Staff asked the council for more pupils. When told there weren't any, they toured local secondaries. This led to Voyager catering for pupils at risk of exclusion, and not just those already expelled.
Unsurprisingly, the work of Voyager has attracted national attention. Teachers from around the country regularly visit to see the unit in action. And the staff, previously primary and special-school teachers or youth and outdoor education workers, run an outreach service and training for teachers in local secondaries. It is these links that have driven down exclusion rates.
These changes in children's behaviour are often seen as impossible to measure. But Voyager teachers have developed the first system of its kind that shows pupils' peaks and troughs. All information - from academic performance, the diaries children have to keep every week and marks they are given each day for behaviour - are linked together to paint a full picture of their life. It is this system that impressed Ofsted inspectors.
It takes staff hours each day to update the records, but the system has proven invaluable in helping pupils - and teachers - to decide when they are ready to go back to school. It also shows how bad situations at home affect the way pupils act at school. It has even helped to reveal previously undiagnosed medical problems.
One boy's results clearly showed he had hyperactive periods, and the graphs led doctors to treat him for ADHD. Another boy, whose mother is an alcoholic, only misbehaved in the periods after she had been drinking.
This link between school and home is central to Voyager's work. All parents receive a daily phone call so they can be told good or bad news, and so that teachers can subtly find out if there are any problems within families. This also helps to identify whether children are behaving differently at home and in school.
It is this personalised approach that helps children get back into school. Voyager's aim is to reintegrate children into secondaries as soon as possible. There is a strict rule that pupils can stay in the unit for a maximum of two terms: statistics show that they become disillusioned after that time.
New arrivals often have a honeymoon period, then show a dip in behaviour before improving.

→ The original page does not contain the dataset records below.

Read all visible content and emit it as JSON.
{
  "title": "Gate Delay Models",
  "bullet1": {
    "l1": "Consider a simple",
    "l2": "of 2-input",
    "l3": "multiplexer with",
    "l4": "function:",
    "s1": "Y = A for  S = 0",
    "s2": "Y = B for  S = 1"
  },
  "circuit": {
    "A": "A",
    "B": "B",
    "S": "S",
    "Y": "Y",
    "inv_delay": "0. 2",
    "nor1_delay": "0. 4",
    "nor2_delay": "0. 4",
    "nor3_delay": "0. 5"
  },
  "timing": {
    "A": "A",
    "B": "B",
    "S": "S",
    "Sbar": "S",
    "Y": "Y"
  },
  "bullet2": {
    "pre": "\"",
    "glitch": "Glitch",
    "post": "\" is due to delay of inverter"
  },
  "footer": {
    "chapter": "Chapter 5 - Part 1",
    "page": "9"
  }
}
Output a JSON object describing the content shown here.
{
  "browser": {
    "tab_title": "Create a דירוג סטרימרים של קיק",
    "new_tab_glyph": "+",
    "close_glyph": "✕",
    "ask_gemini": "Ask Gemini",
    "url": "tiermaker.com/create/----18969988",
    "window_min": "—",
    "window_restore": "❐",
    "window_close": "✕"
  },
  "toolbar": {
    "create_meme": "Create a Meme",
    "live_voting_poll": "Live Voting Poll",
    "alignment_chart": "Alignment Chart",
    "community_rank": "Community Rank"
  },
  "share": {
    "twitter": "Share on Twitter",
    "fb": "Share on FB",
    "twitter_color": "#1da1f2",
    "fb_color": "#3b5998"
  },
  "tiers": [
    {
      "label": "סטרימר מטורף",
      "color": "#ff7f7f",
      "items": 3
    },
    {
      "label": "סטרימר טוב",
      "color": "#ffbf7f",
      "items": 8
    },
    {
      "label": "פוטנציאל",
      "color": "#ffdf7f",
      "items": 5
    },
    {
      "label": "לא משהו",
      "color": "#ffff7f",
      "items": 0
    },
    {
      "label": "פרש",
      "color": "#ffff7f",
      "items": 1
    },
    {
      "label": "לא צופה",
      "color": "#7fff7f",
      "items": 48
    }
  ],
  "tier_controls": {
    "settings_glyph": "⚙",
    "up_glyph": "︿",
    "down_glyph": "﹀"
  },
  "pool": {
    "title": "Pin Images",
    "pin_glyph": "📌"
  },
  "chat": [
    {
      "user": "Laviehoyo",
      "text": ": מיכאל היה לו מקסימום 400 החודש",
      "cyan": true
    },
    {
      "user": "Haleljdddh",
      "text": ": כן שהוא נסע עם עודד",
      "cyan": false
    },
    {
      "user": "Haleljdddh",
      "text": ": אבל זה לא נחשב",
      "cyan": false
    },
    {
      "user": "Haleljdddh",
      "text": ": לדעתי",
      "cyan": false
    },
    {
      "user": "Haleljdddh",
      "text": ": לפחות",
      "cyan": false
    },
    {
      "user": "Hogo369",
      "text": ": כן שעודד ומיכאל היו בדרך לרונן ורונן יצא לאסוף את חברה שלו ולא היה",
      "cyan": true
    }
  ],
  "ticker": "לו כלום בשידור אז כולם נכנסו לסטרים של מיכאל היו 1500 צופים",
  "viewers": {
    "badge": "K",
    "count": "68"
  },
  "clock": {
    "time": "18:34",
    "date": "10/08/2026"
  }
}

The speed of reintegration is led by the children themselves.
Chris Humphries, Voyager's new headteacher, says: "We can't replicate a school environment. If the problem has been that being in a secondary is too noisy or busy, then that's something we can't tackle. But sometimes schools won't have children back - it's only a minority, though, and only those who don't understand what we are trying to do."
Everything is personalised. Children can be taught on their own, and in some situations will lead their own curriculum. One boy, a budding engineer, transformed a broken toy car into a hovercraft. This pupil, who finds it hard to cope with group situations, then felt proud enough to walk around showing off his handiwork.
Voyager follows the national curriculum, but not in the traditional sense. Staff use the aims - which say children should value themselves, others, society and the environment - as their inspiration.
Teachers have found that playing games can be the most useful lessons. Poker teaches risk, Monopoly develops maths and planning skills, but all games help these young people to realise that life is unfair and how to deal with this injustice.
The original success of Voyager quickly led to seven other branches being set up, but after rationalisation only two remain. A radical overhaul of the current system for excluded pupils in Devon is due next year and will see one unit for all ages and schools taking control of provision. It will make managed moves - in which pupils informally change schools and do not go into PRUs - easier.
It is still unclear how Voyager will fit into these new arrangements. But despite these testing times, its staff hope that their work, and its legacy, will speak for itself as the reforms are put into practice.